The bill would apply to anyone 21 or older who can legally carry a gun. Critics contend the current permit requirement ensures that people who carry concealed have some firearms training.

"That's my big deal," said Sen. Oletha Faust-Goudeau, a Wichita Democrat who opposes the bill. "I just think that carrying without that training, maybe down the road, has some dangerous side effects."

Kansas did not enact a concealed carry law until 2006, when legislators overrode a veto by then-Democratic Gov. Kathleen Sebelius. The state started issuing permits in 2007 and has granted more than 90,000.

A string of high-profile political victories for gun rights advocates followed. In 2010, voters approved a constitutional amendment to emphasize that gun ownership is an individual right. Kansas last year enacted an NRA-backed law prohibiting local restrictions on gun sales and ownership. A 2013 law declares that the federal government has no authority to regulate firearms manufactured, sold and kept in Kansas.

"It is certainly a different mindset," said Patricia Stoneking, president of the Kansas State Rifle Association. "A much more pleasant one."
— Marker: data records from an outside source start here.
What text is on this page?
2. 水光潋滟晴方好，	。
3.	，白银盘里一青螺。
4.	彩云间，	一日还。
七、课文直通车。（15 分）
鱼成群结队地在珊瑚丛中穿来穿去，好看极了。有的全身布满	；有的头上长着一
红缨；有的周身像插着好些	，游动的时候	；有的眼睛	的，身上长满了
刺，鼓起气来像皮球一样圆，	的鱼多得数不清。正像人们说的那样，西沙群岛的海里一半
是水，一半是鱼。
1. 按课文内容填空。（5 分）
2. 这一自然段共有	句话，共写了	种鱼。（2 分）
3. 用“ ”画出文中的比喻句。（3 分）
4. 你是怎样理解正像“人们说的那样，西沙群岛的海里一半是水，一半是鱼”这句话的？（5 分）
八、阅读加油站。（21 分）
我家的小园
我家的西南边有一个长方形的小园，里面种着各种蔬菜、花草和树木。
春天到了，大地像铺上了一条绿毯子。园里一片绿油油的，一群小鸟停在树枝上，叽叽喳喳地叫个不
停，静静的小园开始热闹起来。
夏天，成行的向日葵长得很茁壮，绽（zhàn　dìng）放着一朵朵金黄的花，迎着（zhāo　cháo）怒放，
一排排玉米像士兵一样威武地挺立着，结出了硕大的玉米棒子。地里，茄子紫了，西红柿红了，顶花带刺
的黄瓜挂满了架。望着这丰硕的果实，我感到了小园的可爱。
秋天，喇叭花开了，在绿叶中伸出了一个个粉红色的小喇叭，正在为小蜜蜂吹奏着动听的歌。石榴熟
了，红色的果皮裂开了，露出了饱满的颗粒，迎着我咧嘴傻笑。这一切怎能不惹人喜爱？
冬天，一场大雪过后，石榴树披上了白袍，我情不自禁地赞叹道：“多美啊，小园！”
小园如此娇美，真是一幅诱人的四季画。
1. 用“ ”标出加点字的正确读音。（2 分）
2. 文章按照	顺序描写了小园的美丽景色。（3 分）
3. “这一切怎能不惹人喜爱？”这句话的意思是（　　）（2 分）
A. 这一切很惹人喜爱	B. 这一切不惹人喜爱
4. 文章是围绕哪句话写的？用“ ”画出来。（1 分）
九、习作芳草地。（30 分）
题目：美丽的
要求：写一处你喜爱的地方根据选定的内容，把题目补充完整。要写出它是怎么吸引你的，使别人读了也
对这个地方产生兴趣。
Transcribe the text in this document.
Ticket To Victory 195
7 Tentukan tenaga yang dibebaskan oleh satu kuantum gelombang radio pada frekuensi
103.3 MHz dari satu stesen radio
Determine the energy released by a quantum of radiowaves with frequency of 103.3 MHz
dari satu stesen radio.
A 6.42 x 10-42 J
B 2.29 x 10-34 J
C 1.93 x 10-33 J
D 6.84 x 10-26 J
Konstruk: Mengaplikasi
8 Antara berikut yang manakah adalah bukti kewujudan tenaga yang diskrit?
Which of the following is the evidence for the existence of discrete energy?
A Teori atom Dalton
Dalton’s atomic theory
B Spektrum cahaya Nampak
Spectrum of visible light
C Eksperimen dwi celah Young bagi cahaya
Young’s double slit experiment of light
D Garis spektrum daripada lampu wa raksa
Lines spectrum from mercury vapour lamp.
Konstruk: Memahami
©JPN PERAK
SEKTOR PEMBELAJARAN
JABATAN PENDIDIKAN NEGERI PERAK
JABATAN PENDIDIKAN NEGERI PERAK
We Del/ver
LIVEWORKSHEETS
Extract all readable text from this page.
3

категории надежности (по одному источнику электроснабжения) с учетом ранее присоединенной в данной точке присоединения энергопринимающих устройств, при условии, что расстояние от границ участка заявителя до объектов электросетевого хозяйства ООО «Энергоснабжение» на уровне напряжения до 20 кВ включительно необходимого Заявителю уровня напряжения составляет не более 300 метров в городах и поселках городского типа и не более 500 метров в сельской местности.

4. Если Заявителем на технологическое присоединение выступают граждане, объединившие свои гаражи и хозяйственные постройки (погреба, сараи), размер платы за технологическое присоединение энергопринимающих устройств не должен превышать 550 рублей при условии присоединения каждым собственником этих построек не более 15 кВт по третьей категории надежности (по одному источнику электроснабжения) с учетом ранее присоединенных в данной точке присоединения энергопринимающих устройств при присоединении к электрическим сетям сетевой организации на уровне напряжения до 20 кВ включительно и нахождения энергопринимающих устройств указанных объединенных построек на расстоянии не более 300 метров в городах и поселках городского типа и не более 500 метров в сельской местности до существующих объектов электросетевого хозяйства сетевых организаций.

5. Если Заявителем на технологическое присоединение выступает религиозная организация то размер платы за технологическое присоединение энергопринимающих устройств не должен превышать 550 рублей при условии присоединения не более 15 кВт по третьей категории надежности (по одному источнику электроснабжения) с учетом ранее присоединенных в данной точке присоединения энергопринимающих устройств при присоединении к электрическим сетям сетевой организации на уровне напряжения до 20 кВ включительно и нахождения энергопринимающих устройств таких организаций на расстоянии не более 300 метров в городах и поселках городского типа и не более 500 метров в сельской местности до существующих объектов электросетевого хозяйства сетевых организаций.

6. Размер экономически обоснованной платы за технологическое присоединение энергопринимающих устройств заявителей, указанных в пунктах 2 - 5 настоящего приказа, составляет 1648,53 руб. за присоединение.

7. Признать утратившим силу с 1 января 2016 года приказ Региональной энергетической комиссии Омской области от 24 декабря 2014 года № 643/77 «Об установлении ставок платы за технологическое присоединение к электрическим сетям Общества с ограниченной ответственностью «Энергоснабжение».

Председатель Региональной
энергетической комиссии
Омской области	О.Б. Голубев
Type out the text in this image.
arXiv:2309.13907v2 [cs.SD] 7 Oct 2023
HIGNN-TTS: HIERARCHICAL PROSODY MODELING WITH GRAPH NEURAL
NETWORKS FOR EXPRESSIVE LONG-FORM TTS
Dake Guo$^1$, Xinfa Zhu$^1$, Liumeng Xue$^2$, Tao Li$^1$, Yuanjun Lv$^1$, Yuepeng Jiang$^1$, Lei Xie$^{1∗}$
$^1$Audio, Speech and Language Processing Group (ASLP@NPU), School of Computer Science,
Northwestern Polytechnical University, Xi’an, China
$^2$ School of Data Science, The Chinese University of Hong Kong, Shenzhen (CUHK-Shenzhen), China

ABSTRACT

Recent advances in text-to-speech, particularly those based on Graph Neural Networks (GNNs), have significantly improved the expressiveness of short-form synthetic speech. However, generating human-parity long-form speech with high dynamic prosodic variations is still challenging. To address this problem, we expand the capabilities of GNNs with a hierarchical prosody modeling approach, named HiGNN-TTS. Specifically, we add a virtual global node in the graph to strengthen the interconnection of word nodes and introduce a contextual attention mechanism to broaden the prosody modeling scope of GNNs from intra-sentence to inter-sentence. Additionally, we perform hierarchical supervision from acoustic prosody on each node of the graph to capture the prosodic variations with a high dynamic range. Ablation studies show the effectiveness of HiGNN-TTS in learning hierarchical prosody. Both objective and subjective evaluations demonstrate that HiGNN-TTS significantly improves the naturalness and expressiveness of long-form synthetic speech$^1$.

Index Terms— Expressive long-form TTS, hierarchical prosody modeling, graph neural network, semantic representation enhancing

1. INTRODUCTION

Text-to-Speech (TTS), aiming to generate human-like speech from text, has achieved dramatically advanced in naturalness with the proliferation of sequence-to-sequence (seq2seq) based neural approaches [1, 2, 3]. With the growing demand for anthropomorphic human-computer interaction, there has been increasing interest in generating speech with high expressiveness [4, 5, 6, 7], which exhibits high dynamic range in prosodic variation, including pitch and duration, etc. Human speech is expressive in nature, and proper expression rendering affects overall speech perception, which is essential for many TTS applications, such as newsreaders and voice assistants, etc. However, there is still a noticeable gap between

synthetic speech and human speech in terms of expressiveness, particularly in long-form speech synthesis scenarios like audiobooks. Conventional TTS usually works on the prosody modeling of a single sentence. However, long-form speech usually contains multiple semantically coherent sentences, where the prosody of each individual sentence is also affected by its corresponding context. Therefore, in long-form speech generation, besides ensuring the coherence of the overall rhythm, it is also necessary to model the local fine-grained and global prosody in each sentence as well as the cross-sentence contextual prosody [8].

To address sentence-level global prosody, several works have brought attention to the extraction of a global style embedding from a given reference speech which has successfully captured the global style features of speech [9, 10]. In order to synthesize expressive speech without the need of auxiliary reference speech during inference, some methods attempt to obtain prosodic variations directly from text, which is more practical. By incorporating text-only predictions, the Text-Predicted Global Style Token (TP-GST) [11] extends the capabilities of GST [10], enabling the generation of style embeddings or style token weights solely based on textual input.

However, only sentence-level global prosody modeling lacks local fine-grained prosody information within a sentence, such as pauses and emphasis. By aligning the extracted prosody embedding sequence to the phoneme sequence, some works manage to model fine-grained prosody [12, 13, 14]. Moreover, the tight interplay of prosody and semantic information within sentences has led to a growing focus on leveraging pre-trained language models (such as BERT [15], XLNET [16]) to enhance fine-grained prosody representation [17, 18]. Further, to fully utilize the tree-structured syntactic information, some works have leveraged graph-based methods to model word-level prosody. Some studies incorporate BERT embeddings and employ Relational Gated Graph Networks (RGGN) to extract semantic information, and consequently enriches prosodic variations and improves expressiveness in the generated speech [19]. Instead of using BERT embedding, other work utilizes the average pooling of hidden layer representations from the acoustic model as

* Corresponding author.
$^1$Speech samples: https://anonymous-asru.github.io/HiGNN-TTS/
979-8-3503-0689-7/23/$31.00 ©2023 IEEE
But Faust-Goudeau said: "We're going back to the wild, wild West."

Among those voting for the measure was Sen. David Haley, D-Kansas City. He said his constituents support it, saying he heard from small business owners and mothers who wanted to protect themselves and their families.

"I've heard of incidents where people who needed a weapon and wanted to have a weapon weren't able to," he said.

But others, including gun-rights supporters, think permits and training are a necessity.

"I see people coming in with their firearm improperly holstered and that's a concern to me," said Tyler Brown, of OMB Guns in Olathe.

He knows he could see more sales as a result of the pending legislation, but he wants to ensure guns are properly stored and handled so that accidental discharges don't happen.

Judy Sherry of Grandmothers Against Gun Violence is appalled by what Kansas lawmakers appear poised to adopt.

"We're saying now that civilians should have no training to carry a gun that could kill someone," Sherry said. "It doesn't make sense."